The answer lies in patterns of isotopes found in ancient volcanic sulfur trapped in ice core, patterns due to stratospheric photochemistry. Their mechanism is published in the highly recognized journal PNAS.
Better history through atmospheric chemistry
"Historical records are not always so accurate. Some may have been written down long after the fact, or when a different calendar was in use by a different culture. But the chemistry does not lie", says Johnson.
Method reads height by analyzing effect of sunshine
"Using our method we can determine whether a given eruption was powerful enough for the plume to enter the stratosphere affecting global climate.
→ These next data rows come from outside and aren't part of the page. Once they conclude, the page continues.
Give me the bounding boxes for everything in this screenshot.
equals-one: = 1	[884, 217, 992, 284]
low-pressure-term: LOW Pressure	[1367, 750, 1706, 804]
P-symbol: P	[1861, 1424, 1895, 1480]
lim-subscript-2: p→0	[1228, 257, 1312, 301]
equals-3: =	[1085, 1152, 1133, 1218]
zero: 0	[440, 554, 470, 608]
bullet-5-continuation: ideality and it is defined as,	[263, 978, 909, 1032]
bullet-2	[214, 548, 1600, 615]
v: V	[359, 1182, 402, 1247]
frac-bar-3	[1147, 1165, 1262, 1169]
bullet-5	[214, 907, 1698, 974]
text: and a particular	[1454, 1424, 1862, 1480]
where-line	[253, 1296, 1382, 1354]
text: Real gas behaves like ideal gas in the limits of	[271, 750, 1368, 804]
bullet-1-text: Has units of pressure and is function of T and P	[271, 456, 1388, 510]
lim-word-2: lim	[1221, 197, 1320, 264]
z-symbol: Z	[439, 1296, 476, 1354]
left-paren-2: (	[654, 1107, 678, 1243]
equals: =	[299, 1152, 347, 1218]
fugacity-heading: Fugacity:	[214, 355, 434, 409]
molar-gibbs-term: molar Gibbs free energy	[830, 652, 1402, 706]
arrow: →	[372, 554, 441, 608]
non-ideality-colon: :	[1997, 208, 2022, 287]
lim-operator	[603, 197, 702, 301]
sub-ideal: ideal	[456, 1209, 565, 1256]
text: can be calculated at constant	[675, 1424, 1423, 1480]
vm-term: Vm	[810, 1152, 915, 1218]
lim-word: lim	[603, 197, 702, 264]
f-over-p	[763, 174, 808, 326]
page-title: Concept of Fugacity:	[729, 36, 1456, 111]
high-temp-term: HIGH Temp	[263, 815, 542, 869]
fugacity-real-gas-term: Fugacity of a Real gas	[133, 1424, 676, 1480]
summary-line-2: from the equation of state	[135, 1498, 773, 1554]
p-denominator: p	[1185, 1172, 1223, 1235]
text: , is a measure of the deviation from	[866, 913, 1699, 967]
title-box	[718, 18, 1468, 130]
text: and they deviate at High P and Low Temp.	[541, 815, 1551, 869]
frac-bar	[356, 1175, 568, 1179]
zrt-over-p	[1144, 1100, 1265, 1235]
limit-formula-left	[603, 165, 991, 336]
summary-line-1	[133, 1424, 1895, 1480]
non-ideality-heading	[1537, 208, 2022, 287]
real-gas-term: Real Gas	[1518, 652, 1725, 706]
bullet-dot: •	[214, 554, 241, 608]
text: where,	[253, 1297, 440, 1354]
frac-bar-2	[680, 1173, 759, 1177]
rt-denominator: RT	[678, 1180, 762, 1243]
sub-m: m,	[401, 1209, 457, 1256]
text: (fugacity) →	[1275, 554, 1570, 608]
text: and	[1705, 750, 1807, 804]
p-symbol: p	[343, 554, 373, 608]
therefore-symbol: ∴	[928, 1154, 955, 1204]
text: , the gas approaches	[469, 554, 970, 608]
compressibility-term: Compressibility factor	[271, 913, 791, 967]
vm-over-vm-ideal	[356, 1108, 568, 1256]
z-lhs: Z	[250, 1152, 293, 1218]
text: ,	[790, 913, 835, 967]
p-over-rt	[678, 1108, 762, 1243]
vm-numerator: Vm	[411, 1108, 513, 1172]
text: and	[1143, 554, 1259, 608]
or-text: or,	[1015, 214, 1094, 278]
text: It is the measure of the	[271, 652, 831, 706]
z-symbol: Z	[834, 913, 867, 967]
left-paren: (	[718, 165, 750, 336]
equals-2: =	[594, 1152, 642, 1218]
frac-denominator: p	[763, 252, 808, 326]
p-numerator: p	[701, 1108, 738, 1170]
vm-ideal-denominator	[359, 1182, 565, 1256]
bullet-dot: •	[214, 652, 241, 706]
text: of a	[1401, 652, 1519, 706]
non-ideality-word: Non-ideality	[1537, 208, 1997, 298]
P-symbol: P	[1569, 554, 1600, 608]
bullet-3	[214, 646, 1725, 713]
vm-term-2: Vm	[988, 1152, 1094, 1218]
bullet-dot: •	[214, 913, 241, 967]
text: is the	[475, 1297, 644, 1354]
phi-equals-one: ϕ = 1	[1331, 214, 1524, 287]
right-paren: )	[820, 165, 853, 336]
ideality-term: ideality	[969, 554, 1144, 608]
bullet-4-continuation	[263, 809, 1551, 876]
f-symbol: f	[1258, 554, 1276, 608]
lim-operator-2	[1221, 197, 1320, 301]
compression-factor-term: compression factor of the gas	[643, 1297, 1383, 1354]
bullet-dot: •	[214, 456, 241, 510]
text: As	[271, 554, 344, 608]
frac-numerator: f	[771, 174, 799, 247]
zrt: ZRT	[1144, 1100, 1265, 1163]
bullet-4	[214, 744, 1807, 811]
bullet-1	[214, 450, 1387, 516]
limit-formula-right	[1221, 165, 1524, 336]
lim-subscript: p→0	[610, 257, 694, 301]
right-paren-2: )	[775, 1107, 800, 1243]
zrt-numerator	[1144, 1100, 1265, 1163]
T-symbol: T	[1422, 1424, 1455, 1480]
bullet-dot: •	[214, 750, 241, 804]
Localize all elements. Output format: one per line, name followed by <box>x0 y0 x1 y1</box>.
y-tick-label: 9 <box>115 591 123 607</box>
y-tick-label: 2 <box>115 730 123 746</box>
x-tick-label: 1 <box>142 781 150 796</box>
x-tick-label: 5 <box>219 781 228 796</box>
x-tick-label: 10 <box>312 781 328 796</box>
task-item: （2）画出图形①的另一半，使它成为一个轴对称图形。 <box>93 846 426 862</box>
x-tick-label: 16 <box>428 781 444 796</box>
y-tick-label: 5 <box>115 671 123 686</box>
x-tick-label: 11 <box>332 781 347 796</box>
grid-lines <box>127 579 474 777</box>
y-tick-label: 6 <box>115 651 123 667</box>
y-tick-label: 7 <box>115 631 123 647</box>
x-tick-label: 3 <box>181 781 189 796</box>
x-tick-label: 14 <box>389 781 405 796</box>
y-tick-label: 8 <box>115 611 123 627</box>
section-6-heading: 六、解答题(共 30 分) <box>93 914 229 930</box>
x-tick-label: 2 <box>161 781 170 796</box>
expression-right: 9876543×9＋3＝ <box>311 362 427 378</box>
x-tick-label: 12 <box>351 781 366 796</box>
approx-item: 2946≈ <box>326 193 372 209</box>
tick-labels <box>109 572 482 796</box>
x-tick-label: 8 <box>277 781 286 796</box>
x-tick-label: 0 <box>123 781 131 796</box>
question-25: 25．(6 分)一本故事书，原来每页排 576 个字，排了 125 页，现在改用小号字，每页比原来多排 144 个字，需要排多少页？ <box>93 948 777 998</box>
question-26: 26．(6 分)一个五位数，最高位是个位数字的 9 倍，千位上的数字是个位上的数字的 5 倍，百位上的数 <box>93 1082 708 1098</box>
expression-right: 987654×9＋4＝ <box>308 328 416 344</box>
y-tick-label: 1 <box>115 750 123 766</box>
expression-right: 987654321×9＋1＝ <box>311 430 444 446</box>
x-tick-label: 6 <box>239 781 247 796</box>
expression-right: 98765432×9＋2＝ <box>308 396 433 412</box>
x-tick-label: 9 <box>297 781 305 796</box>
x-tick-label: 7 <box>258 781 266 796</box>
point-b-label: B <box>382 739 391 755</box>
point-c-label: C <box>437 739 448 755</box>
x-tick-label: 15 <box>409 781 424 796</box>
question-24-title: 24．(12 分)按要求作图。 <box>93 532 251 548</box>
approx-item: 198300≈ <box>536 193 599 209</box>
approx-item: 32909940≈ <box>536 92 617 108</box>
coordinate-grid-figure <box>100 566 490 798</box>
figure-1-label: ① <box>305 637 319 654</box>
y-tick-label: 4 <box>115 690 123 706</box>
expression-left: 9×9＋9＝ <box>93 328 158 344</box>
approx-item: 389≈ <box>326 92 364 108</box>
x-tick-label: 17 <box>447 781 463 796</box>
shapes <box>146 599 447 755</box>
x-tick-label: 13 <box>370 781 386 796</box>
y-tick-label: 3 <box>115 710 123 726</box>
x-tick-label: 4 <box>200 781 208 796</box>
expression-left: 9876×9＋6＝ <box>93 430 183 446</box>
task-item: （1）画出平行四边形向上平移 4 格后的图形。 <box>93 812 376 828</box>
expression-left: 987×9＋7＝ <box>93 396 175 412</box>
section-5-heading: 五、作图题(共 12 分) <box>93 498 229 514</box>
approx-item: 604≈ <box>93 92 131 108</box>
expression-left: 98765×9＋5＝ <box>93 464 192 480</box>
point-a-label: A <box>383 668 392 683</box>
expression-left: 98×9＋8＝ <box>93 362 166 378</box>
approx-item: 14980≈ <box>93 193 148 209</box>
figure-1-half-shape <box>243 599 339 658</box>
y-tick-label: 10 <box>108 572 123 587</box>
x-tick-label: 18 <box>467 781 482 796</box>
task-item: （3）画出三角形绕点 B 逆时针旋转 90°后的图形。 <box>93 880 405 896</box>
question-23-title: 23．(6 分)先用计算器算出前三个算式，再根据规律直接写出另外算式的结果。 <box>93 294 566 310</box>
If we can find material from ancient eruptions it can now be used to give an accurate record of global volcanic events extending many hundreds of thousands of years back in time.", says Johnson.
Clue to fires found in ice
If volcanic material shows up in a layer, you know there was an eruption in that year. Using the method developed by Johnson and his colleagues it is now possible to analyze exactly how powerful a given eruption was.
"With the sulfur isotope method, we now have a way to prove whether a given eruption was so explosive that it entered the stratosphere, affecting global climate and civilizations, or, whether a given eruption was confined to the troposphere and local in its effects" says Johnson and goes on: "There are many controversial eruptions.
"The Mediterranean island of Santorini blew apart and caused the end of the Minoan culture. But there is a huge debate about when exactly this occurred. 1601 was the 'year without a summer' - but nobody knows where the volcano was that erupted. There's debate over whether there was an eruption on Iceland in 527, or 535, or 541. The sulfur isotope trick is a definite method to solve debates like this and get the most information out of the ice core records" Says Matthew Johnson.
Global collaboration crucial to get results
"The Tokyo Institute of Technology specializes in analysis of the patterns of sulfur isotopes found in samples in nature, and was able to synthesize the isotopically labelled samples. The University of Copenhagen has a strong group in atmospheric chemistry and spectroscopy; the laboratory measurements were carried out in Copenhagen. Together we were able to do the experiments and build the atmospheric chemical model that demonstrated the stratospheric photoexcitation mechanism", concludes Johnson.